After some time, he came out of the kitchen with a visually stunning plate on his hand. Its mind blowing smell was also following the man. Every chef who were there found the looks of the dish simply perfect. They couldn't find a flaw anywhere.

Then they all tasted the meal. They couldn't find any words to describe their satisfaction. None of them had tasted anything near that food. They were all dying to know the answer to their expected question, and finally a chef stood up and asked the man:

"How can a human being cook a meal so perfectly that it can make us feel like we don't know how to cook! Please kind sir, share your knowledge with us."

And the man said:
"A cannibal never reveals their secrets."
 
The top executives of the Budweiser beer company decide they need a fresh, new marketing initiative.
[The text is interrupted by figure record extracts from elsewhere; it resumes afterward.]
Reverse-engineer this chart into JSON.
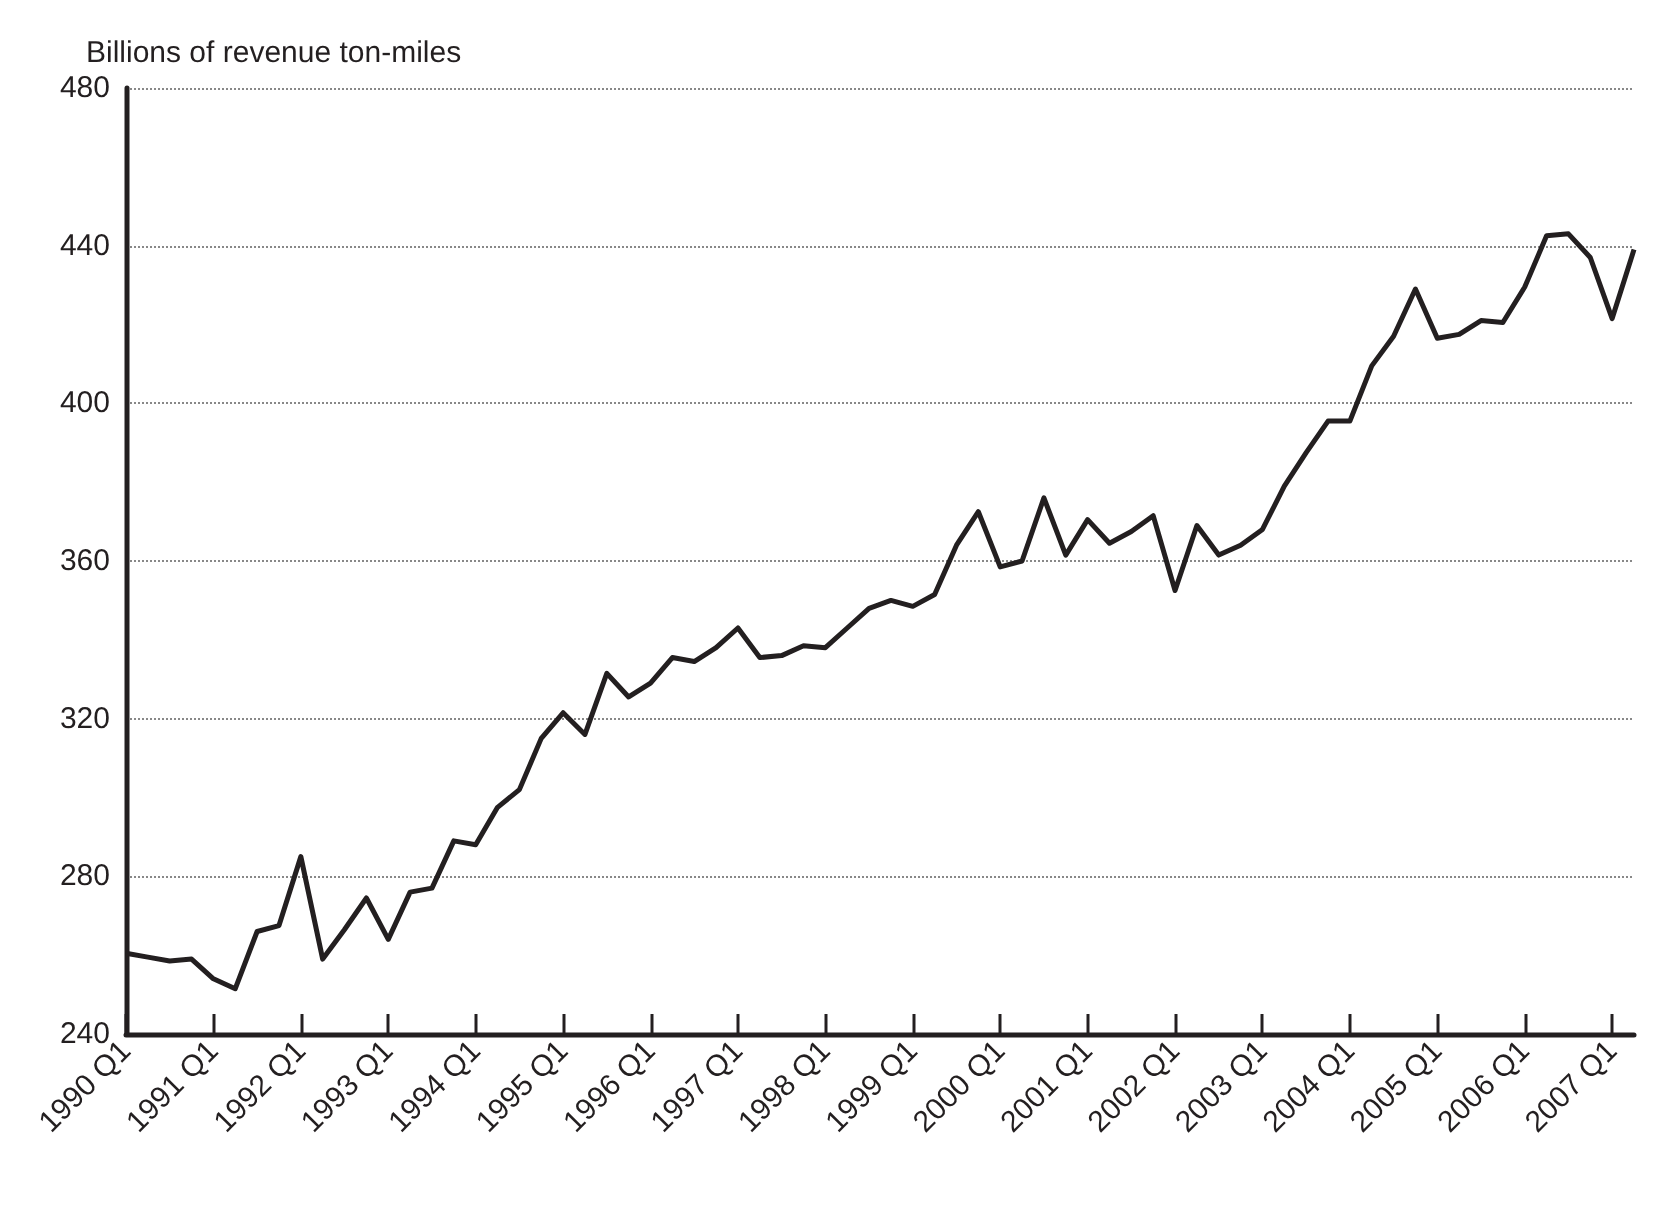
{
  "chart_data": {
    "type": "line",
    "ylabel": "Billions of revenue ton-miles",
    "categories": [
      "1990 Q1",
      null,
      null,
      null,
      "1991 Q1",
      null,
      null,
      null,
      "1992 Q1",
      null,
      null,
      null,
      "1993 Q1",
      null,
      null,
      null,
      "1994 Q1",
      null,
      null,
      null,
      "1995 Q1",
      null,
      null,
      null,
      "1996 Q1",
      null,
      null,
      null,
      "1997 Q1",
      null,
      null,
      null,
      "1998 Q1",
      null,
      null,
      null,
      "1999 Q1",
      null,
      null,
      null,
      "2000 Q1",
      null,
      null,
      null,
      "2001 Q1",
      null,
      null,
      null,
      "2002 Q1",
      null,
      null,
      null,
      "2003 Q1",
      null,
      null,
      null,
      "2004 Q1",
      null,
      null,
      null,
      "2005 Q1",
      null,
      null,
      null,
      "2006 Q1",
      null,
      null,
      null,
      "2007 Q1",
      null
    ],
    "series": [
      {
        "color": "#231f20",
        "values": [
          260.5,
          259.5,
          258.5,
          259,
          254,
          251.5,
          266,
          267.5,
          285,
          259,
          266.5,
          274.5,
          264,
          276,
          277,
          289,
          288,
          297.5,
          302,
          315,
          321.5,
          316,
          331.5,
          325.5,
          329,
          335.5,
          334.5,
          338,
          343,
          335.5,
          336,
          338.5,
          338,
          343,
          348,
          350,
          348.5,
          351.5,
          364,
          372.5,
          358.5,
          360,
          376,
          361.5,
          370.5,
          364.5,
          367.5,
          371.5,
          352.5,
          369,
          361.5,
          364,
          368,
          379,
          387.5,
          395.5,
          395.5,
          409.5,
          417,
          429,
          416.5,
          417.5,
          421,
          420.5,
          429.5,
          442.5,
          443,
          437,
          421.5,
          439
        ]
      }
    ],
    "ylim": [
      240,
      480
    ],
    "yticks": [
      240,
      280,
      320,
      360,
      400,
      440,
      480
    ],
    "grid": "y",
    "marker": "none",
    "line_style": "solid"
  }
}
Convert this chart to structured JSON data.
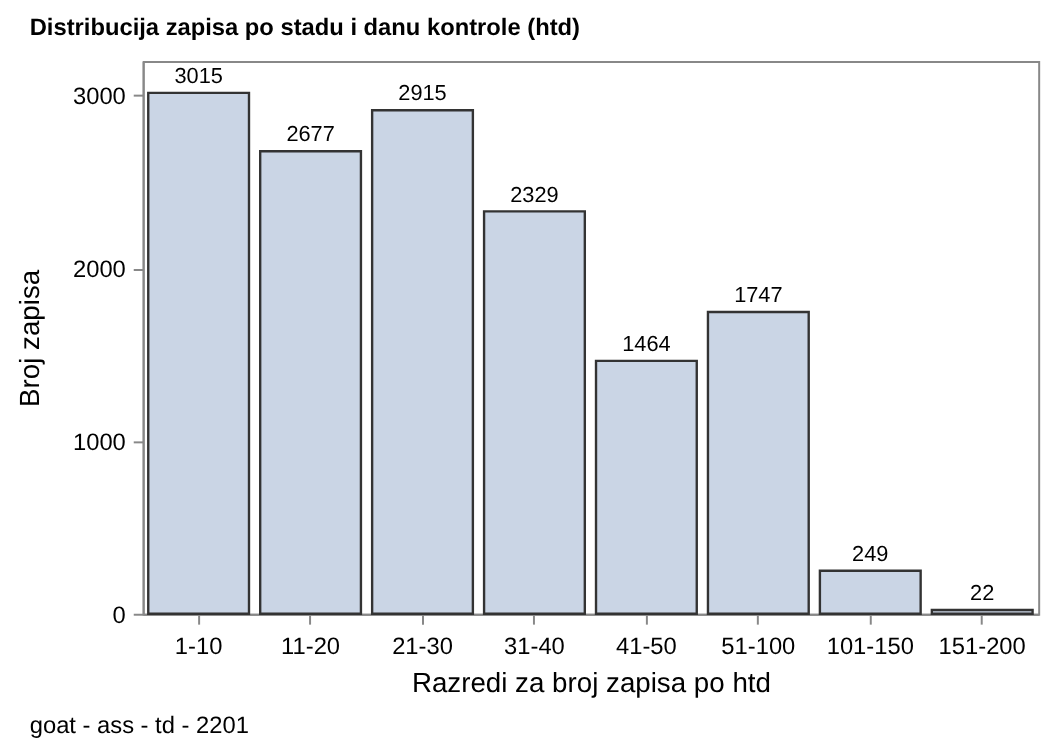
{
  "chart_data": {
    "type": "bar",
    "title": "Distribucija zapisa po stadu i danu kontrole (htd)",
    "xlabel": "Razredi za broj zapisa po htd",
    "ylabel": "Broj zapisa",
    "categories": [
      "1-10",
      "11-20",
      "21-30",
      "31-40",
      "41-50",
      "51-100",
      "101-150",
      "151-200"
    ],
    "values": [
      3015,
      2677,
      2915,
      2329,
      1464,
      1747,
      249,
      22
    ],
    "color": "#cad5e5",
    "data_labels": true,
    "ylim": [
      0,
      3200
    ],
    "yticks": [
      0,
      1000,
      2000,
      3000
    ],
    "grid": false,
    "annotations": [
      "goat - ass - td - 2201"
    ]
  }
}
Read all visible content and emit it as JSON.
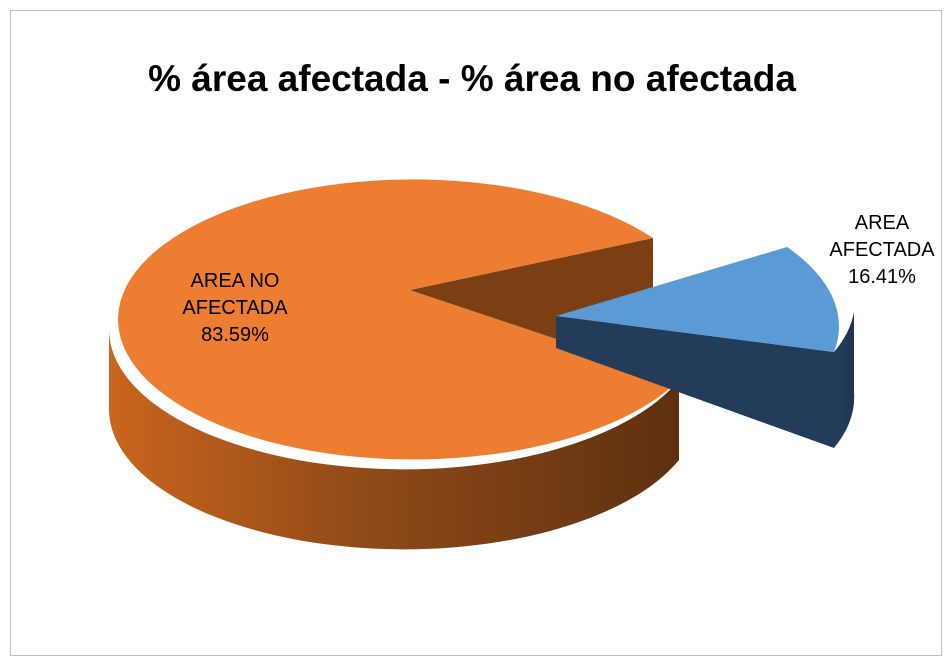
{
  "chart_data": {
    "type": "pie",
    "title": "% área afectada - % área no afectada",
    "slices": [
      {
        "name_lines": [
          "AREA NO",
          "AFECTADA"
        ],
        "percent_label": "83.59%",
        "value": 83.59,
        "color": "#ed7d31",
        "exploded": false
      },
      {
        "name_lines": [
          "AREA",
          "AFECTADA"
        ],
        "percent_label": "16.41%",
        "value": 16.41,
        "color": "#5b9bd5",
        "exploded": true
      }
    ],
    "style": "3d-exploded",
    "legend": "none"
  }
}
One suggests that the Catholic church, being a well known, global brand just like themselves, would be a suitable sponsorship partner, so they send two of their most persuasive directors to Rome.

They are granted an audience with the Pope and explain that they want a commercial link-up with the Vatican. This would, of course, involve some careful 'product placement'. What they suggest is that the words in the Lord's prayer , 'Give us this day our daily bread', be replaced with, 'Give us this day our daily Bud'.

The Pope is appalled. 'But this is sacred, infallible scripture! We can't possibly change the words around like that!' The executives realise this is a big ask, and reassure the pontiff that Budweiser will pay handsomely, to the tune of $50m.

'It's out of the question!' the Pope protests. 'These are the words of our Lord himself. If we change them, it would be blasphemy!'

So the offer goes up to $70m. After half an hour of wrangling, the Pope begins to relent. The Budweiser offer is now $1bn, and he thinks how nice it would be to pay off the Vatican debts, and perhaps even get his apartments refurbished. 'Look,' he says, 'I'll need to discuss this with my secretary of state. Please excuse us.' He takes the cardinal to one side and whispers, 'Luigi, remind me, when does the Wonder Bread contract run out?'
 
A man is looking for a job and sees that the local zoo is searching for a zookeeper.

He goes for it but the director has a negative answer: "I'm so sorry but we just hired someone for the job but if you want, I can offer you something else. Our gorilla died this morning and tomorrow is Saturday so I can't get another gorilla that fast. If you want, we have a gorilla costume and if you wear that, it's just like the real thing. Also, it pays very well."

"Sure thing!" the man says, "and what do I need to do exactly?"
"Well", the director starts, "you need to go into the gorilla cage. There are a few ropes and you only need to swing a bit from one rope to another. That's it."

The man takes the job and the next morning he starts. He's trying to swing back and forth and to jump from one rope to another and by the time it's noon, he's getting quite good at it. A lot of people are looking at this spectacle. Suddenly he's so into it that he swings and he lands into the next cage.

A surprised lion appears and the man starts shouting "Help, help! Get me out of here!!" whereas the lion replies "Shut up fool! Or we both will be out of a job!!"